Una settimana fa, il sindaco Eric Adams e il commissario del Dipartimento dei trasporti Ydanis Rodriguez presentavano a Brooklyn una nuova campagna pubblicitaria da 4 milioni di dollari: Slow Down.
Il piano, lanciato il 2 maggio, mirava a spaventare gli automobilisti che guidavano lungo Pennsylvania Avenue e altre strade dall’alto tasso di incidenti, installando cartelloni con una persona scaraventata in aria dopo essere stata colpita da una macchina, accompagnata dall’avvertimento: “L’accelerazione rovina vite. Rallentare.”
Da lunedì scorso ad oggi, però, almeno una dozzina di newyorkesi hanno perso la vita per le strade della città: quasi due al giorno. Un tasso ben più alto dei livelli stimati nel 2021, anno record per le morti nel traffico.
I decessi includono la sedicenne del Bronxite Alissa Kolenovic, investita mercoledì da un camionista, il ciclista 35enne Eric Salitsky, falciato da un camionista a Brooklyn il giorno successivo e il 72enne John Dellacava, ucciso sabato da un autista mentre cercava di attraversare un viale del Bronx con uno scooter elettrico.
Il progetto del sindaco di intimorire i conducenti attraverso la campagna pubblicitaria è dunque l’ennesimo tentativo fallito dei funzionari pubblici per arginare gli incidenti stradali.
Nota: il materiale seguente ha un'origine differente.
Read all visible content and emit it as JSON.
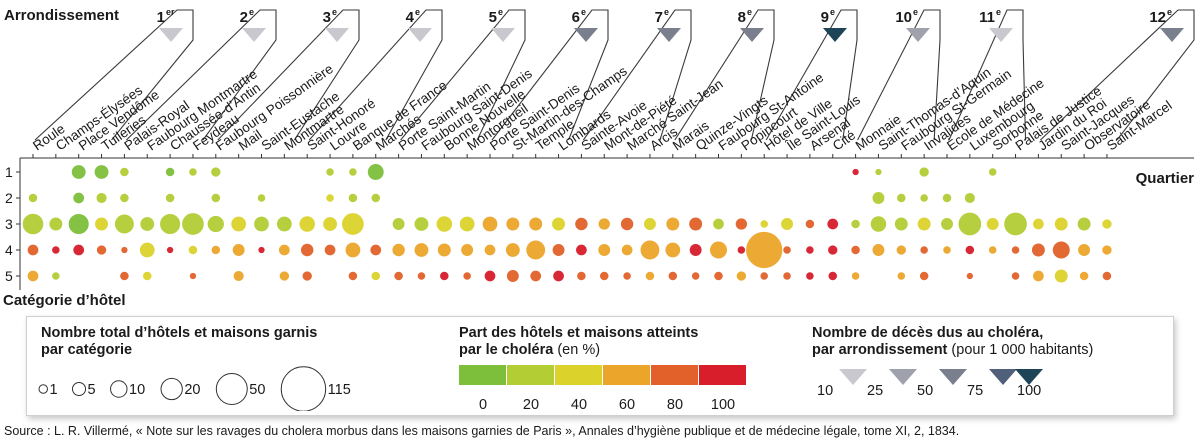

Jessie Singer, giornalista e autrice di Brooklyn, ha recentemente pubblicato il libro “Non ci sono incidenti”, che descrive in dettaglio la storia degli incidenti negli Stati Uniti e di come le scelte sistemiche, politiche e di progettazione siano la chiave per comprenderli e ridurli.
“Lo sappiamo tutti – ha dichiarato Singer – strade diritte e larghe (come quelle di New York) sono progettate per accelerare e incoraggiare la velocità”.
Così non va. Adams e la sua amministrazione dovranno presto trovare una soluzione.